A guidare la produzione sarà Enrico Fagotto, enologo con esperienze in Italia e all’estero, che punta su tecniche sperimentali e approcci artigianali: “Vinificheremo in città utilizzando anfore e barrique, con una proposta dinamica che cambierà di anno in anno in base alle migliori uve selezionate”, spiega. Tra i progetti anche una linea di Metodo Classico con affinamento minimo di tre anni.
Accanto alla cantina, il fratello Alberto cura l’anima gastronomica e la mixology. L’offerta non si limita al vino: spazio anche a birre artigianali e a una gamma di distillati – tra cui gin, amaro, vodka e rum – realizzati su ricette proprietarie. A completare la proposta, collaborazioni di prestigio come quella con Wilson & Morgan per etichette premium.
Il menu riflette la stessa filosofia: una cucina che rilegge la tradizione veneta in chiave contemporanea, con accostamenti creativi e una forte attenzione alle tecniche di fermentazione.
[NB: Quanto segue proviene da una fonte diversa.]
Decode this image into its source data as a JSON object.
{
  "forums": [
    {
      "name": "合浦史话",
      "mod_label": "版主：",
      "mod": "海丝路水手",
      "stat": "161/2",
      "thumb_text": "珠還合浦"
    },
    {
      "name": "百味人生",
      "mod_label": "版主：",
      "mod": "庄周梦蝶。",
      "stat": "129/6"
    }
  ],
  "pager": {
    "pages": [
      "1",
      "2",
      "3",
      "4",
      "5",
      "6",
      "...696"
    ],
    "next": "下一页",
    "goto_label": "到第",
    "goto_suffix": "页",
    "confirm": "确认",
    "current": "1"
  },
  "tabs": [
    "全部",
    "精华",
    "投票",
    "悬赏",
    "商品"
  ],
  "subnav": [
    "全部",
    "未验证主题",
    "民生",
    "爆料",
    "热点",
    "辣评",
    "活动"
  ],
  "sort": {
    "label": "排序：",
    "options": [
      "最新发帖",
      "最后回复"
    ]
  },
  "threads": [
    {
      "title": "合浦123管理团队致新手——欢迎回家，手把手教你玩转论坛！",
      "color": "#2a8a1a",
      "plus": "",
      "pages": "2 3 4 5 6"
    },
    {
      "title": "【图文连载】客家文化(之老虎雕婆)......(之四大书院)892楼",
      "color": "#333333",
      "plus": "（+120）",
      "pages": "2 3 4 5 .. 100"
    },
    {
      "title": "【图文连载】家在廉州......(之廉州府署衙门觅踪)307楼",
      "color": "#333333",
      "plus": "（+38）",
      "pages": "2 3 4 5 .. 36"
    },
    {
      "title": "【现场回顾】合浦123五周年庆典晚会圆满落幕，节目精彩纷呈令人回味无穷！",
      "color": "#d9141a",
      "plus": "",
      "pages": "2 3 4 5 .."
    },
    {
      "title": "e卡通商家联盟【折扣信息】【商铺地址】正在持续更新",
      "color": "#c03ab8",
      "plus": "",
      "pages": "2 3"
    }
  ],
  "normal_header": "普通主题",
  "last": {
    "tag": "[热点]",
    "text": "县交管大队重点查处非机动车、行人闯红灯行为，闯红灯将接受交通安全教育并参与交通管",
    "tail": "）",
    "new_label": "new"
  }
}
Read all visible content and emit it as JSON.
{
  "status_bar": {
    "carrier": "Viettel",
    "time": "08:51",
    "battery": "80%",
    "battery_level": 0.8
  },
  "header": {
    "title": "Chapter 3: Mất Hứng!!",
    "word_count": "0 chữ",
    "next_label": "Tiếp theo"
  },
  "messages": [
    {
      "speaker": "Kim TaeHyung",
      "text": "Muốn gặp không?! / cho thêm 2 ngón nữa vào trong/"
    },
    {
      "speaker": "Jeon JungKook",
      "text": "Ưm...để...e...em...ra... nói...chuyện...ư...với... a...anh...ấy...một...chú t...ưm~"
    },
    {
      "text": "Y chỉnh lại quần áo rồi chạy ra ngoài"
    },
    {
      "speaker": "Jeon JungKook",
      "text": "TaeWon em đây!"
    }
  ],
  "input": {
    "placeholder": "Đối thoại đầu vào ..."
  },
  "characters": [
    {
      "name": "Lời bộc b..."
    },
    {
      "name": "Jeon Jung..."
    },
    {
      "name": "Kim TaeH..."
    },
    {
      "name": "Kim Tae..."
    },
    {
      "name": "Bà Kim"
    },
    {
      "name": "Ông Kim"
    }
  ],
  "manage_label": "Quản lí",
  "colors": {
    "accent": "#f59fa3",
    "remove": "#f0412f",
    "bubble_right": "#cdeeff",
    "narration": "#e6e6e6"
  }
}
La carta dei vini privilegia produzioni artigianali, fermentazioni spontanee e macerazioni, con una selezione che spazia dai “col fondo” ai Metodo Classico, fino agli orange wine e ai rossi strutturati.
“Non volevamo creare solo un locale, ma un’esperienza sensoriale completa – sottolinea Alberto Fagotto –. Il vino è il punto di partenza, ma dialoga con cucina e distillazione in un unico spazio. È la nostra idea di cantina del futuro”.
Con Cantina Futurista, la Fonderia scrive un nuovo capitolo della sua evoluzione: da polo industriale a laboratorio urbano dell’enogastronomia, dove tradizione e innovazione si incontrano nel segno del gusto.